Short Sale Issues and Updates
By: Deanne M Rymarowicz, Esq., 9/1/2010

Co-op Commissions on Short Sales
All MLS Participants and Subscribers are reminded that all offers of cooperative compensation offered through the MLS are unconditional. Compensation must be stated as a percentage of the gross sales price, or as a flat fee. The overarching rule is that the buyer's broker has a right to know what his/her commission will be before submitting an offer on the property. The one exception for short sales is found in MLS Rule 5.0.1 which states:

"Participants must disclose, in the appropriate data field, potential short sales when reasonably known to the listing participant. When disclosed, the listing participant may, at his/her discretion, advise other participants whether and how any reduction in the gross commission established in the listing agreement, required by the seller's lender(s) as a condition of approving the short sale, will be apportioned between the listing and cooperating participants. Such communication regarding the commission must be made in Agent to Agent remarks." (Emphasis added.)

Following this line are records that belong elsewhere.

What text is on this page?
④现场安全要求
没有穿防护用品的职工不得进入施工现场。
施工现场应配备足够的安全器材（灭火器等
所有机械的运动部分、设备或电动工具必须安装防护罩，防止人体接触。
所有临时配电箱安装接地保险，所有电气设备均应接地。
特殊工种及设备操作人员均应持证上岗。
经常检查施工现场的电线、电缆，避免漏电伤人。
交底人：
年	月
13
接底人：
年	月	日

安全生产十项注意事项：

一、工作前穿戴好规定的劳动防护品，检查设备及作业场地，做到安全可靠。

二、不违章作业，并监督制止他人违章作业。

The rule is very clear: in a short sale, the only potential difference from what is stated in the co-op field is any potential reduction made by the seller's lender. Any compensation offer that deducts any other fees (such as negotiator or attorney fees) is a violation of the cooperative compensation rules.

Using Negotiators
It's vitally important that all licensees, and especially brokers, who are dealing with short sales understand the limitations on unlicensed assistants, and the licensure requirements for third parties providing services between sellers and their lenders.

The Real Estate Division has been diligent is setting out its position on this issue in two key publications: its Position Statement and more recently in an Open House newsletter article. To quote from that article, "If dealing with anyone other than the owner/seller or lender, it is incumbent on the agent to ensure that the person with whom the sale is being negotiated is, in fact, licensed by the Mortgage Lending Division."

REALTOR® may direct questions about these issues to the Division (486-4033) or the Legal Answerline (1-800-748-6999).

Fannie and Freddie HAFA
As a reminder, Fannie Mae and Freddie Mac each has its own HAFA short sale program which go into effect August 1, 2010. There are a few crucial differences in eligibility requirements, mainly that the seller must be reviewed for a modification through HAMP (Home Affordable Modification Program) before entering HAFA. Documents and forms for both Fannie and Freddie's programs are available in the Short Sale and Foreclosure Resource Guide.

HAFA and Divorce
Generally speaking, the borrowers whose names appear on the mortgage note must sign all HAFA documents. Questions have arisen when the borrowers are in the process of a divorce. Here is guidance straight from the Treasury's HAFA Directive:

"Unless a borrower or co-borrower is deceased or a borrower and a co-borrower are divorced, all parties who signed the original loan documents or their duly authorized representatives must execute the HAFA documents. If a borrower and a co-borrower are divorced and the property has been transferred to one spouse in the divorce decree, the spouse who no longer has an interest in the property is not required to execute the HAFA documents. Servicers may evaluate requests on a case-by-case basis when the borrower is unable to sign due to circumstances such as mental incapacity or military deployment."

The complete Directive is available in the Short Sale and Foreclosure Resource Guide.